Tide


She woke to the sound of metal framing shaking and the lights of the road below her. Darkness had fallen during her slumber but it still didn’t explain the rattle. Rolling to the edge of her make shift bunk bed Myra focused her eyes to the back of the RV where she saw her father’s bed empty.

That sight explained the noise.

As alertness returned to her body she began to fix her disheveled pieces. Bookmarking a slightly dented binding as she tucked it under the weathered mattress, and bending back her glasses to help Myra see as she dissented into the kitchen. With the whirl of blanket around her shoulders this young girl came to rest in the passenger seat.

“I thought you were going to wake me,” said Myra inquiringly.

“You said you were going to sleep instead of read another book,” said her father. He peered at her through judging eyes. “Just because you found a smaller reading light doesn’t mean I don’t notice.
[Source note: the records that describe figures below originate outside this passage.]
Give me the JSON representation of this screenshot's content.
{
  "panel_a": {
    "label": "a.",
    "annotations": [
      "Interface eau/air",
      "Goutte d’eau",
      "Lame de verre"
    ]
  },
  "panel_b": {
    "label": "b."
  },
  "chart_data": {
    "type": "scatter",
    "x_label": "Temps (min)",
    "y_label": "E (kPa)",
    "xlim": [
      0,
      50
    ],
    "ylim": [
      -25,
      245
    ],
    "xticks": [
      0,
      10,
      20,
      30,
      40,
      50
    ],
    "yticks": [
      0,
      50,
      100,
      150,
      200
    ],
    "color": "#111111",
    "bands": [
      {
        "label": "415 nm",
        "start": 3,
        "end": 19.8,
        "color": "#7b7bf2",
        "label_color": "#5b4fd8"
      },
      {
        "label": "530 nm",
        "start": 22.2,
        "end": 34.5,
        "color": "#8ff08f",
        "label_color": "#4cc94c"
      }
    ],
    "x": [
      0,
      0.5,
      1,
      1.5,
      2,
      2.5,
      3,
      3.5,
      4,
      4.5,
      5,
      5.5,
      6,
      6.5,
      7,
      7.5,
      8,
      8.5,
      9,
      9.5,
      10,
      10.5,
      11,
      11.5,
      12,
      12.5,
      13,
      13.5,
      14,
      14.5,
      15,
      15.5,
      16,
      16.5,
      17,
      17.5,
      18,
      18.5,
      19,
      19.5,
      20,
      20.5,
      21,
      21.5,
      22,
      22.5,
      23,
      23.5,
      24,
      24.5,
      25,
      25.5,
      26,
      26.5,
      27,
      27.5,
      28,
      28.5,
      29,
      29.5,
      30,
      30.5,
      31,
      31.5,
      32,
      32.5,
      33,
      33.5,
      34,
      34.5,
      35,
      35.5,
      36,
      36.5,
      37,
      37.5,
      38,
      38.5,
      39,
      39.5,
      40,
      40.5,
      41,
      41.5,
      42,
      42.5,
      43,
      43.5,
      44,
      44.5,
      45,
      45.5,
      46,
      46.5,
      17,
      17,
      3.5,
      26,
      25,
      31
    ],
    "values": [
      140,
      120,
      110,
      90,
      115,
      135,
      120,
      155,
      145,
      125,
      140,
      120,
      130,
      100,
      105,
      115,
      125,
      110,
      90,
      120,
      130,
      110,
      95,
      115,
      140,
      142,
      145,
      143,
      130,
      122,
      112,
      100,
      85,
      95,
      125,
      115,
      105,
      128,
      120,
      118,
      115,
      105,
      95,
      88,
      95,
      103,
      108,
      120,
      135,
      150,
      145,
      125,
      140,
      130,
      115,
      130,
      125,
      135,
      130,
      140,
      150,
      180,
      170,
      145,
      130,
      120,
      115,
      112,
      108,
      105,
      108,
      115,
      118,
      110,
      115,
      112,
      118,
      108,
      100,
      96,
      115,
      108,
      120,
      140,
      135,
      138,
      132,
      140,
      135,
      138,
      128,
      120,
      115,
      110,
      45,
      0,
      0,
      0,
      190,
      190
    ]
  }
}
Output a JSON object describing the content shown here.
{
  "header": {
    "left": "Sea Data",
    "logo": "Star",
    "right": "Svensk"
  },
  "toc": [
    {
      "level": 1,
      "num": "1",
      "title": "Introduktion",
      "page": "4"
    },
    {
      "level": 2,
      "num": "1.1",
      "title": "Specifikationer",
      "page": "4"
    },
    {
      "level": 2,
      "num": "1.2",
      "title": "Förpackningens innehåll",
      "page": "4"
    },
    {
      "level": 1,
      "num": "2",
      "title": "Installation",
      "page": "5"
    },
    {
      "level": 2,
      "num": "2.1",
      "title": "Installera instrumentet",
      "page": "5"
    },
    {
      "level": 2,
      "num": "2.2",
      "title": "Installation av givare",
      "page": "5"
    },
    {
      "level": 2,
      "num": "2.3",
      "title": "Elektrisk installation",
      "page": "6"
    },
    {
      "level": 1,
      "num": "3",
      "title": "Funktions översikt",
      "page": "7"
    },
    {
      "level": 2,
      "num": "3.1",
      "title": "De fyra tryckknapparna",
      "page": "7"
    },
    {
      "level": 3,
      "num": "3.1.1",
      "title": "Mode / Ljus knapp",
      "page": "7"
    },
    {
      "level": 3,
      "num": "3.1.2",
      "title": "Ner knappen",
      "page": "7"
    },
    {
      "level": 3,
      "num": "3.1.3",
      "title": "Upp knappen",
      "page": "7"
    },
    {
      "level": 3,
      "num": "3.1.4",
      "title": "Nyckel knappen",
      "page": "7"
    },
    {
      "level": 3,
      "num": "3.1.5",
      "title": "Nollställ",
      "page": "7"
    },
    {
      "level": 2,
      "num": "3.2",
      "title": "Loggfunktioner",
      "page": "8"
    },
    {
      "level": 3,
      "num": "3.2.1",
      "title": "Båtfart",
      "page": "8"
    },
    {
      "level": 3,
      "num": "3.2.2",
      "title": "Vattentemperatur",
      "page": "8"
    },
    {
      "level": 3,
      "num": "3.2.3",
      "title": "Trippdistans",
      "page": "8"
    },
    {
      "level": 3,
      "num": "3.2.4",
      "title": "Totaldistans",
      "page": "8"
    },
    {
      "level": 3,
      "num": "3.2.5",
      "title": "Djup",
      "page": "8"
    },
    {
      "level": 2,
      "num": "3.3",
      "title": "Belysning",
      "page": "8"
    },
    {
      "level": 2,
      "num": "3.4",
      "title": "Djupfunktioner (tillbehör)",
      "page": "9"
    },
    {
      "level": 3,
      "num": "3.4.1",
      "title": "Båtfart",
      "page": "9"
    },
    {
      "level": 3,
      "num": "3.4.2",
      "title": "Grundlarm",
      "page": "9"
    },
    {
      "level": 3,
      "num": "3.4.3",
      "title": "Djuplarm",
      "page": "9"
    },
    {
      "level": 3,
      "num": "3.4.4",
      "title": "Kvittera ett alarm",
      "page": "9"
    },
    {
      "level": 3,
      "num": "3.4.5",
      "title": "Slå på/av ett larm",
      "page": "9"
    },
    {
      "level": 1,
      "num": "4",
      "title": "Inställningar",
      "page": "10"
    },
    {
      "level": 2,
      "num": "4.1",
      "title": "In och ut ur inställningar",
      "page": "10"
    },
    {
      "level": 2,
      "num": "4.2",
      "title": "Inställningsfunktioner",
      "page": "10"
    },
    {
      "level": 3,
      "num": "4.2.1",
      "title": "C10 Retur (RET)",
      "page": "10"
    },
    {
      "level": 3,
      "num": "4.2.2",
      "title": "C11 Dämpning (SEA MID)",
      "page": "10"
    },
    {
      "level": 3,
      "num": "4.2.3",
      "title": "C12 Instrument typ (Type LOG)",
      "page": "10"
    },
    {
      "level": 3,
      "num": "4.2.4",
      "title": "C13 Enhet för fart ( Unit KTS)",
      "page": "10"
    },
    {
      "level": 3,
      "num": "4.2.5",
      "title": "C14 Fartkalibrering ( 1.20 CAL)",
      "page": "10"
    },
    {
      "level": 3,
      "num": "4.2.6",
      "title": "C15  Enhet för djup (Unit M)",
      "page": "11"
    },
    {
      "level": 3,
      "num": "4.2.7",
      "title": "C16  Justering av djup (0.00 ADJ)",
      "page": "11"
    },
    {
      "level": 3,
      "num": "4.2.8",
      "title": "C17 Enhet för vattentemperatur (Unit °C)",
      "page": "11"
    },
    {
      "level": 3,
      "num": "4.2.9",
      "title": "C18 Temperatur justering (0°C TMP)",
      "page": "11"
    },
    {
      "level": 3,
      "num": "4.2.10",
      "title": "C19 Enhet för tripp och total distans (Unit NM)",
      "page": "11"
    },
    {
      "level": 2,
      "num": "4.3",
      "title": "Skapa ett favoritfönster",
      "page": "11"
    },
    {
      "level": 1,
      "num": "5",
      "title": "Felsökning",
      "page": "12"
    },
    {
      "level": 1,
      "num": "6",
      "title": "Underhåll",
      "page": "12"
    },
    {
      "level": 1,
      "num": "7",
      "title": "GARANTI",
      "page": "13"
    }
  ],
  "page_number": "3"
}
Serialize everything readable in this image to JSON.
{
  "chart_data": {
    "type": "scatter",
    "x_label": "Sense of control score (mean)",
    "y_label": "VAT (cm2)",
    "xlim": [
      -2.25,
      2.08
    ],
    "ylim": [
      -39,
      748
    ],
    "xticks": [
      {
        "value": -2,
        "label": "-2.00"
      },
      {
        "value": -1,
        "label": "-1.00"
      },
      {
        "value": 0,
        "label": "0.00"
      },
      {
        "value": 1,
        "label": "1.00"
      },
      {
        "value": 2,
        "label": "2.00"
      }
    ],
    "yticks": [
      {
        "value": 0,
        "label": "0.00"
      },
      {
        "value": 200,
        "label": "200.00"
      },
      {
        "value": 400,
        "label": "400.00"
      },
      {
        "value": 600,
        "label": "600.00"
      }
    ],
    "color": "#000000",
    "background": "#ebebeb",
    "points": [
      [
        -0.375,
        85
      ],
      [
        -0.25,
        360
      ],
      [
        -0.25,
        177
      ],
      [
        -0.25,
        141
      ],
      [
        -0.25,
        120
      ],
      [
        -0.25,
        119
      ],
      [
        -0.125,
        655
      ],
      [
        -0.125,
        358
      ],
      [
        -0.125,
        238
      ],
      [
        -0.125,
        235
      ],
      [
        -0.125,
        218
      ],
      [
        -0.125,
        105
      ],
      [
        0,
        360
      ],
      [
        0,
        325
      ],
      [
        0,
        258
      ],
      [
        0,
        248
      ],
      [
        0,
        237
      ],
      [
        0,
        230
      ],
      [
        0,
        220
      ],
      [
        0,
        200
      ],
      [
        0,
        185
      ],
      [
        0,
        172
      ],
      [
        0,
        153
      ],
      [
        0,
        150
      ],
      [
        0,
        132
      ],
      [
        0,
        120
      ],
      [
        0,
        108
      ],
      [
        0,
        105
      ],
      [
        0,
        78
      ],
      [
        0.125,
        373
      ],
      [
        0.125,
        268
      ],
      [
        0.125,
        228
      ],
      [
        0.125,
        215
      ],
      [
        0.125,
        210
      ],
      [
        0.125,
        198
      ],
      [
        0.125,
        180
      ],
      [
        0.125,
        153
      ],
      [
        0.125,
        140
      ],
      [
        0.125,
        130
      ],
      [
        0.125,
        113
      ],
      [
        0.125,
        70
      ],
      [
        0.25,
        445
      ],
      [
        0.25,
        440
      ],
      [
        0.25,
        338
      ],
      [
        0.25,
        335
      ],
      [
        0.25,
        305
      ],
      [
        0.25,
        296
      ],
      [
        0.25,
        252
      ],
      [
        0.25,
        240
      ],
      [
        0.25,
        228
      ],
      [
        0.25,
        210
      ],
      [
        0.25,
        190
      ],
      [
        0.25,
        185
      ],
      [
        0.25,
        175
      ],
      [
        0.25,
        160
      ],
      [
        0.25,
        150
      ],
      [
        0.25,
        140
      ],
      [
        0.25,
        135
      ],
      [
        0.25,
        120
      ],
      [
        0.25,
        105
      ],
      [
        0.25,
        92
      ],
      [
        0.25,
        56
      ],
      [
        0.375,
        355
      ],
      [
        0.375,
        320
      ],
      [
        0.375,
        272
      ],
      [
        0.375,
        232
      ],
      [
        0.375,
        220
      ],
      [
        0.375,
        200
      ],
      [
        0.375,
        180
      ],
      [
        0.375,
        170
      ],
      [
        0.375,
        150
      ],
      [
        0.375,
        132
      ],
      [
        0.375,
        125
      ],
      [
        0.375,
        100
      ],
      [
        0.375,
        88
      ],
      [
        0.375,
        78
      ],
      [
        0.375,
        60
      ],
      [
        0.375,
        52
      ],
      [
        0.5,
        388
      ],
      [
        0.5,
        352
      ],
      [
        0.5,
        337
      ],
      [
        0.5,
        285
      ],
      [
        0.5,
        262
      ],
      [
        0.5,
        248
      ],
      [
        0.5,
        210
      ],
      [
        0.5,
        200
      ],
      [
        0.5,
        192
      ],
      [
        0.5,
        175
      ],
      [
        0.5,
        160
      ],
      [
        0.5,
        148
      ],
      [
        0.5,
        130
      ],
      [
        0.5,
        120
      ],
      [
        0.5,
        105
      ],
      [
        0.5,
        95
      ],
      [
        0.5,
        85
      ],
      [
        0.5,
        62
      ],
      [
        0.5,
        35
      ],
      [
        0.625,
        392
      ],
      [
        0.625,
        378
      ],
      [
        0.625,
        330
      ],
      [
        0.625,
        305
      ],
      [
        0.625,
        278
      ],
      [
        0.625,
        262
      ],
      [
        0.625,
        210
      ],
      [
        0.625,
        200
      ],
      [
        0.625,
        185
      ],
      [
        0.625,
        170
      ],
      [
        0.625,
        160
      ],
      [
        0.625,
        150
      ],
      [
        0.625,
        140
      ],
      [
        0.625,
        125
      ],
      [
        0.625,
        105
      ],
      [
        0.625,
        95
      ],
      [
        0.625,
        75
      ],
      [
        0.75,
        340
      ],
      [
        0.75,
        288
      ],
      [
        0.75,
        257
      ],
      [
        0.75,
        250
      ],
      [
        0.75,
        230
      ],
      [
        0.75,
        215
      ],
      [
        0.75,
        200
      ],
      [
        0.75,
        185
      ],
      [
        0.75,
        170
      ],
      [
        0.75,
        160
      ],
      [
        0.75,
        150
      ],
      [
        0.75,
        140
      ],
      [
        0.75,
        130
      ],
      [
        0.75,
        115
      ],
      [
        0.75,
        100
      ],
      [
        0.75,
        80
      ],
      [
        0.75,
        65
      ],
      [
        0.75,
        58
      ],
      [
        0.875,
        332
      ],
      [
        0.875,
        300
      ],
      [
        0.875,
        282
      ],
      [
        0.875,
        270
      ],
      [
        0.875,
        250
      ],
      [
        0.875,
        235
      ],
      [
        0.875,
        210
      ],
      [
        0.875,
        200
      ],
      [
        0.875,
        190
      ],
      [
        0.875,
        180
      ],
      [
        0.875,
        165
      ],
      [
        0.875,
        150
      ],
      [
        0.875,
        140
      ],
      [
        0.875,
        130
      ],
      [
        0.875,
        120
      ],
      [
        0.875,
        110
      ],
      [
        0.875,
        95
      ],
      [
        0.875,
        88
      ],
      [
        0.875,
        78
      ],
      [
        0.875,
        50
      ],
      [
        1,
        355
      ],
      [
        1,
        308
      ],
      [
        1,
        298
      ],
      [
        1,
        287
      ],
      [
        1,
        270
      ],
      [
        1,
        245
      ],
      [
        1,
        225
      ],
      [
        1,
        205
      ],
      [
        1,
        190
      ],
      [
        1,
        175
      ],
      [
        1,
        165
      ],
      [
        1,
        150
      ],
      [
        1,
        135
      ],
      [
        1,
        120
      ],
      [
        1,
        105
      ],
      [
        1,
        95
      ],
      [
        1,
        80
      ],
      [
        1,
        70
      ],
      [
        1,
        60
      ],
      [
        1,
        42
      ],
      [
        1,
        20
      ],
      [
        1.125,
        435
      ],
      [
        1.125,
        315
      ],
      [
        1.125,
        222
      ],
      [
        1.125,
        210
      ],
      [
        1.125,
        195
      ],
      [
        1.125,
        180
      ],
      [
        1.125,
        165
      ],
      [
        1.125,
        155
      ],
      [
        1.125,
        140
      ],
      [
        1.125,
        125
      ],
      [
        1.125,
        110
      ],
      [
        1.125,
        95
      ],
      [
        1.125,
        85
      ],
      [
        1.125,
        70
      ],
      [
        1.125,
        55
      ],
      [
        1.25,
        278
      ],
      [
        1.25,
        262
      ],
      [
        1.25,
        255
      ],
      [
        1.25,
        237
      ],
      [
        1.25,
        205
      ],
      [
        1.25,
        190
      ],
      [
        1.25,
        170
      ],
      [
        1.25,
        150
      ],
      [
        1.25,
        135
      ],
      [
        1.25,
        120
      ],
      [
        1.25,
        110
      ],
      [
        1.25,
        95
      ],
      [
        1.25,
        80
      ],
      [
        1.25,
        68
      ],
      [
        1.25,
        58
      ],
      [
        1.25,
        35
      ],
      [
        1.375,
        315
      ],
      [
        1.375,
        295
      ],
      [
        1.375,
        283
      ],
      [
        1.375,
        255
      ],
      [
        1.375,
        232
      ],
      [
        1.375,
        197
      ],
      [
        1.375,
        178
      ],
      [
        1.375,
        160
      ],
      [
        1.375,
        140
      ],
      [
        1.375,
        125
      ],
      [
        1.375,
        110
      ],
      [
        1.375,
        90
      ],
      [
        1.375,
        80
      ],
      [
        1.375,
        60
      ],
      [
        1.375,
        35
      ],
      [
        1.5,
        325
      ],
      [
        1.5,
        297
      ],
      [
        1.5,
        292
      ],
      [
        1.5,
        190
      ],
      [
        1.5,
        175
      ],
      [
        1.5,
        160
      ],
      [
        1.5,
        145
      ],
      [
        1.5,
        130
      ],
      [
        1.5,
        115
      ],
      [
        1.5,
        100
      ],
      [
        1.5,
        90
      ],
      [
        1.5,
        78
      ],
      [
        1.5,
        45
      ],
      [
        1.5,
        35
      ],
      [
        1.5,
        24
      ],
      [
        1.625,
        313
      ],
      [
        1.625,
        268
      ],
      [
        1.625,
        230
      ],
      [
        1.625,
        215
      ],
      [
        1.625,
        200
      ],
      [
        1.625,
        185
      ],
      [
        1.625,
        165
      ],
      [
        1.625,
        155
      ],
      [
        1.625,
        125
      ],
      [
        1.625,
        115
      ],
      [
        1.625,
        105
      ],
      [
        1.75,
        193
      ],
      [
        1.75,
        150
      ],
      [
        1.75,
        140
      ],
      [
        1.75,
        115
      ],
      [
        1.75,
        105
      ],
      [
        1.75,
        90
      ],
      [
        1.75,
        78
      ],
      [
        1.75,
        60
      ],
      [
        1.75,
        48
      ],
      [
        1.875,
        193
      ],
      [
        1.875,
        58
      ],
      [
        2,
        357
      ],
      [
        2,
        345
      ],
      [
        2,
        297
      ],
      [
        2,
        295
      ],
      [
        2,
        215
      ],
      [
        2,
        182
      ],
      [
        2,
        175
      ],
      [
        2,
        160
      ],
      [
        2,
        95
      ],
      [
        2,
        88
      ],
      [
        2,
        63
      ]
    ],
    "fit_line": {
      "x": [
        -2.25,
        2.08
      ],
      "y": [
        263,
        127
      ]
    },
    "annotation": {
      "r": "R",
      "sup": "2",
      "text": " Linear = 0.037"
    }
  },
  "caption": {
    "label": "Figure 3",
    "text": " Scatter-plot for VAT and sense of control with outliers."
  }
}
There is nothing in those things that this world can’t provide.”

“Don’t you realize that its against safety regulations to have someone sleeping in the bunk while driving,” said Myra. Sarcasm leaped off every syllable.

“Hey, this life is about chances. The exploration is worth it,” he said. “I would have hoped you learned that by now, or are you too caught up in books to notice.”

She fell silent.

In the years she had been on the road with her father it never felt like home. Rest stops and motor parks never held her. Her father seemed destined to be a rolling dice through life , but Myra always felt tethered by something more.

During a month long stop at Derby Park in Kentucky she learned to read from books in the mobile library. Bindings provided a sanctuary where the road lacked. The more Myra read the more certain the connection she could be found.

Lyonal never approved of books and classrooms, and preferred the road to human connection. Pursuing adventures in an RV across America was his was of educating Myra of the same.

“So, what is the next stop,” she whispered.

“Well riding 94 we should reach West Fargo by breakfast,” his voice rasped in response. “Passing through was the plan if that what your really nudging at.”

“Is there a plan for what stops next?”

The carvings across his face depend as he titled towards the night covered road.

“Morris for a week,” he rasped. “But you should better than to ask for a plan.”

“I didn’t ask for a life plan just wondering what’s next,” said Myra sighing deeply.

Her body shuffled under the blanket making room for her chicken legs to curl under her. Making herself small was one of the few comforts Myra had in the world outside books.

“I know better to ask for more,” she said sadly.

Lyonal grumbled along with the engine as torpedoed toward dawn.

He couldn’t imagine any life but this. Yet she was roped to something more even as she coasted to sleep in the passenger seat.